The role of the Corsano CardioWatch in continuous vital sign monitoring for early sepsis detection

Published: 1 April 2025

Sven-Olaf Kuhn, Sebastian Gibb & Matthias Gründling

Introduction

Sepsis is a critical medical emergency frequently associated with significant organ failure and high mortality rates. Early detection is crucial, as delays in treatment substantially increase the risk of fatal outcomes with each passing hour. However, no specific molecular marker or definitive blood test for sepsis detection exists.

Early warning scores (EWS), such as the National Early Warning Score (NEWS), are widely used in hospitals to identify clinical deterioration. In general hospital wards, sepsis detection relies primarily on intermittent vital sign measurements, including heart rate (HR), blood pressure (BP), and body temperature, with less frequent monitoring of oxygen saturation (SpO2) and respiratory rate (RR). However, these measurements are typically taken only a few times daily, creating a gap where early signs of deterioration may go unnoticed—especially at night or in outpatient settings.

A recent study demonstrated that an electronic alert system integrating qSOFA components, refreshing electronic medical records (EMRs) every four hours, significantly reduced 90-day in-hospital mortality [1]. This underscores the potential of continuous sepsis screening via biosensors as a valuable strategy for improving patient safety and reducing sepsis-related mortality.

The emergence of wearable biosensors for sepsis detection

Advancements in wearable and wireless sensors now allow real-time, continuous monitoring of vital signs. These cost-effective solutions enhance patient observation and facilitate early intervention by triggering alarms when physiological parameters indicate potential deterioration. However, ensuring high data quality, system interoperability, and intelligent alerting remains challenging.

Several wearable biosensors have shown promising results. Most available devices are still limited in how many parameters they can measure accurately. Additionally, many devices require adhesive electrodes on the chest or additional sensors for measuring temperature in the armpit or SpO2 at the fingertip. These features often reduce patient comfort and adherence to continuous monitoring.

Biosensors must be minimally invasive and comfortable to wear for extended periods for optimal patient acceptance. Current wrist-worn biosensors offer a promising solution by providing high-quality data on vital parameters necessary for calculating the NEWS2 score, which the British NHS endorses as an improvement over the original NEWS. This score helps assess the severity of a patient's condition and ensures timely critical care interventions.
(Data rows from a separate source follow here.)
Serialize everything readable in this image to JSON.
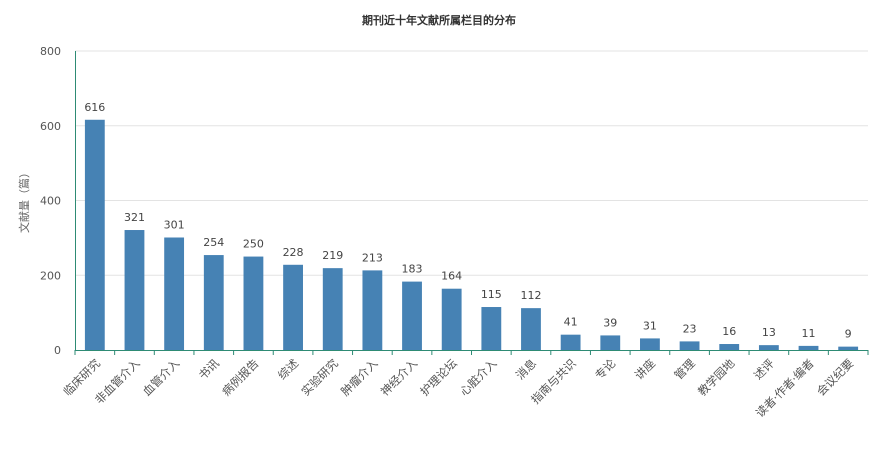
{
  "chart_data": {
    "type": "bar",
    "title": "期刊近十年文献所属栏目的分布",
    "ylabel": "文献量（篇）",
    "xlabel": "",
    "ylim": [
      0,
      800
    ],
    "yticks": [
      0,
      200,
      400,
      600,
      800
    ],
    "grid": true,
    "legend": "none",
    "categories": [
      "临床研究",
      "非血管介入",
      "血管介入",
      "书讯",
      "病例报告",
      "综述",
      "实验研究",
      "肿瘤介入",
      "神经介入",
      "护理论坛",
      "心脏介入",
      "消息",
      "指南与共识",
      "专论",
      "讲座",
      "管理",
      "教学园地",
      "述评",
      "读者·作者·编者",
      "会议纪要"
    ],
    "values": [
      616,
      321,
      301,
      254,
      250,
      228,
      219,
      213,
      183,
      164,
      115,
      112,
      41,
      39,
      31,
      23,
      16,
      13,
      11,
      9
    ],
    "colors": {
      "bar": "#4682b4",
      "axis": "#2e8b74",
      "grid": "#e3e3e3"
    }
  }
}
Pilot study: feasibility of remote wireless monitoring

In a pilot study, we assessed the feasibility of wireless remote monitoring in general hospital wards using a smart, cable-free wrist device (Corsano CardioWatch 287-2) designed for continuous vital sign measurement in long-term hospitalized patients (Fig. 1). The primary goal was to facilitate early detection of sepsis and improve patient outcomes through timely intervention.

 

 

The Corsano CardioWatch is a CE-marked medical device certified under EU MDR standards and cleared by FDA 510(k). It continuously measures pulse rate, heart rate variability (R-R intervals), ECG, SpO2, respiration rate, blood pressure, core body temperature, activity, and sleep. Data is transmitted wirelessly from the wristband to a smartphone, integrated into the hospital-wide Wi-Fi system, and stored in a secure health cloud for further analysis. Continuous blood pressure monitoring without a cuff was advantageous, improving patient compliance and ease of use.

Our study, which included 34 patients wearing the wristband for 14 days, demonstrated high comfort and adherence, with no reports of discomfort and only two cases of mild skin irritation associated with the silicone strap, both of which were resolved by switching to a fabric strap. Data transmission was seamless, with Bluetooth efficiently relaying information from the wristband to mobile devices and subsequently via Wi-Fi to the cloud. The quality of the recorded physiological data was consistently high, stable, and sufficiently detailed for detecting early signs of clinical deterioration, including sepsis-related changes. The system reliably captured and stored continuous measurements without significant data loss or signal degradation, underscoring its suitability for integration into automated early warning systems to enhance clinical decision-making and patient safety. Additionally, the device’s compatibility with remote inpatient, outpatient, and home care settings highlights its potential for broader clinical integration, offering a scalable and effective solution for long-term monitoring.

 

Conclusion

The Corsano CardioWatch wearable sensor offers a transformative approach to sepsis detection by enabling continuous, real-time monitoring of vital signs. Integrating these devices with early warning systems, such as NEWS2, can enhance the early identification of clinical deterioration, reduce hospital mortality, and improve overall patient management.

Despite data quality, interoperability, and intelligent alerting challenges, research and development in wearable technology continue to refine their clinical utility. Future studies should explore how AI-driven predictive models can enhance biosensor-based early warning systems, paving the way for a new era in patient safety and clinical care.